Por: Columnistas elespectador.com

Desde Londres

Estos son mis terceros Olímpicos como jefe de misión y debo confesar que la expectativa que tengo es mayor que en mi estreno, en Atenas 2004.

De la soledad de los primeros días, que podría desencantar a cualquier desprevenido primíparo, hemos ido pasando a un mundo fascinante, en el cual ciudadanos de todo el mundo se confunden en un solo país, idioma y credo.
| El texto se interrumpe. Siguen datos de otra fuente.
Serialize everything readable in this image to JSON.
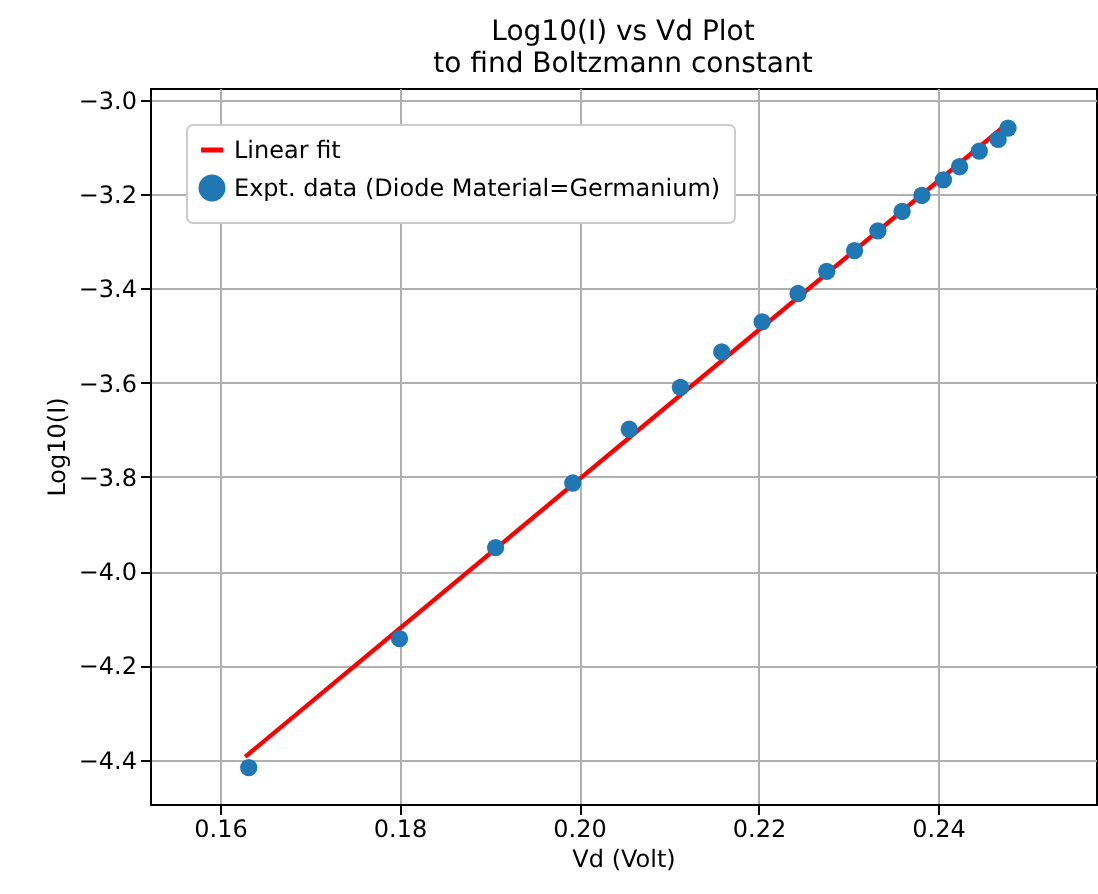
{
  "chart_data": {
    "type": "scatter",
    "title": "Log10(I) vs Vd Plot\nto find Boltzmann constant",
    "xlabel": "Vd (Volt)",
    "ylabel": "Log10(I)",
    "xlim": [
      0.1522,
      0.2576
    ],
    "ylim": [
      -4.494,
      -2.975
    ],
    "xticks": [
      0.16,
      0.18,
      {
        "value": 0.2,
        "label": "0.20"
      },
      0.22,
      0.24
    ],
    "yticks": [
      {
        "value": -4.4,
        "label": "−4.4"
      },
      {
        "value": -4.2,
        "label": "−4.2"
      },
      {
        "value": -4.0,
        "label": "−4.0"
      },
      {
        "value": -3.8,
        "label": "−3.8"
      },
      {
        "value": -3.6,
        "label": "−3.6"
      },
      {
        "value": -3.4,
        "label": "−3.4"
      },
      {
        "value": -3.2,
        "label": "−3.2"
      },
      {
        "value": -3.0,
        "label": "−3.0"
      }
    ],
    "grid": true,
    "legend": "top left",
    "series": [
      {
        "name": "Linear fit",
        "type": "line",
        "color": "#ff0000",
        "x": [
          0.1628,
          0.248
        ],
        "values": [
          -4.394,
          -3.046
        ]
      },
      {
        "name": "Expt. data (Diode Material=Germanium)",
        "type": "scatter",
        "marker": "circle",
        "color": "#1f77b4",
        "x": [
          0.1632,
          0.18,
          0.1907,
          0.1993,
          0.2056,
          0.2113,
          0.2159,
          0.2204,
          0.2244,
          0.2276,
          0.2307,
          0.2333,
          0.236,
          0.2382,
          0.2406,
          0.2424,
          0.2446,
          0.2467,
          0.2478
        ],
        "values": [
          -4.417,
          -4.143,
          -3.95,
          -3.813,
          -3.699,
          -3.61,
          -3.535,
          -3.471,
          -3.411,
          -3.364,
          -3.32,
          -3.278,
          -3.237,
          -3.203,
          -3.17,
          -3.142,
          -3.109,
          -3.084,
          -3.06
        ]
      }
    ]
  }
}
Primero, las maravillas de Londres, que se aprecian en los escasos instantes en los cuales hay espacio para mirar, así sea de perfil, mientras adelantamos nuestras tareas en la organización. Además, la Villa Olímpica, el Parque Olímpico; el Centro Excel para combates, conformado por siete coliseos; el mall, en el centro de la ciudad, en donde se realizarán pruebas de ciclismo de ruta, marcha y maratón; los centros de prensa principales y alternos de cada escenario, en fin, todo aquello construido y acondicionado para ser la sede del certamen más grande del universo.

Todos ellos, hasta ahora, han sido monumentos a la modernidad arquitectónica al servicio del deporte, muchos producto de una tarea que respeta el medio ambiente y la sostenibilidad, por cuanto gran parte del Parque Olímpico fue construido con materiales reciclados de la zona industrial de Stratford, antes deprimida, hoy vital para el futuro de la capital londinense.

Pero lo que ha dado fuerza a nuestra vida en los Olímpicos, a menos de cuatro días del comienzo, ha sido el elemento humano, que poco a poco le imprime los ingredientes de las multiculturas. El comedor de los primeros días era un inmenso galpón, tan grande como una cancha de fútbol, lleno de comida de todas las gastronomías, pero silencioso. Esta semana es otra cosa: un maremágnum de sonidos que se esparcen por todos lados. Ya se encuentra un pequeño grupo de atletas colombianos que han empezado a llegar, colmados de ilusiones: Danilo Caro, Ana Rendón, Daniel Pineda, Yuri Alvear, Yadinis Amarís, Saskia Loretta Van Erden, Paula Medina, Wanner Miller, Santiago Grillo y Andrey Quintero. El domingo llegó una de las estrellas, Caterine Ibargüen, quien se sigue consolidando como una de nuestras más firmes esperanzas. Con todos ellos hemos compartido los primeros instantes de su vida en la Villa Olímpica y podemos certificar la emoción que les ha causado formar parte de este privilegiado mundo olímpico.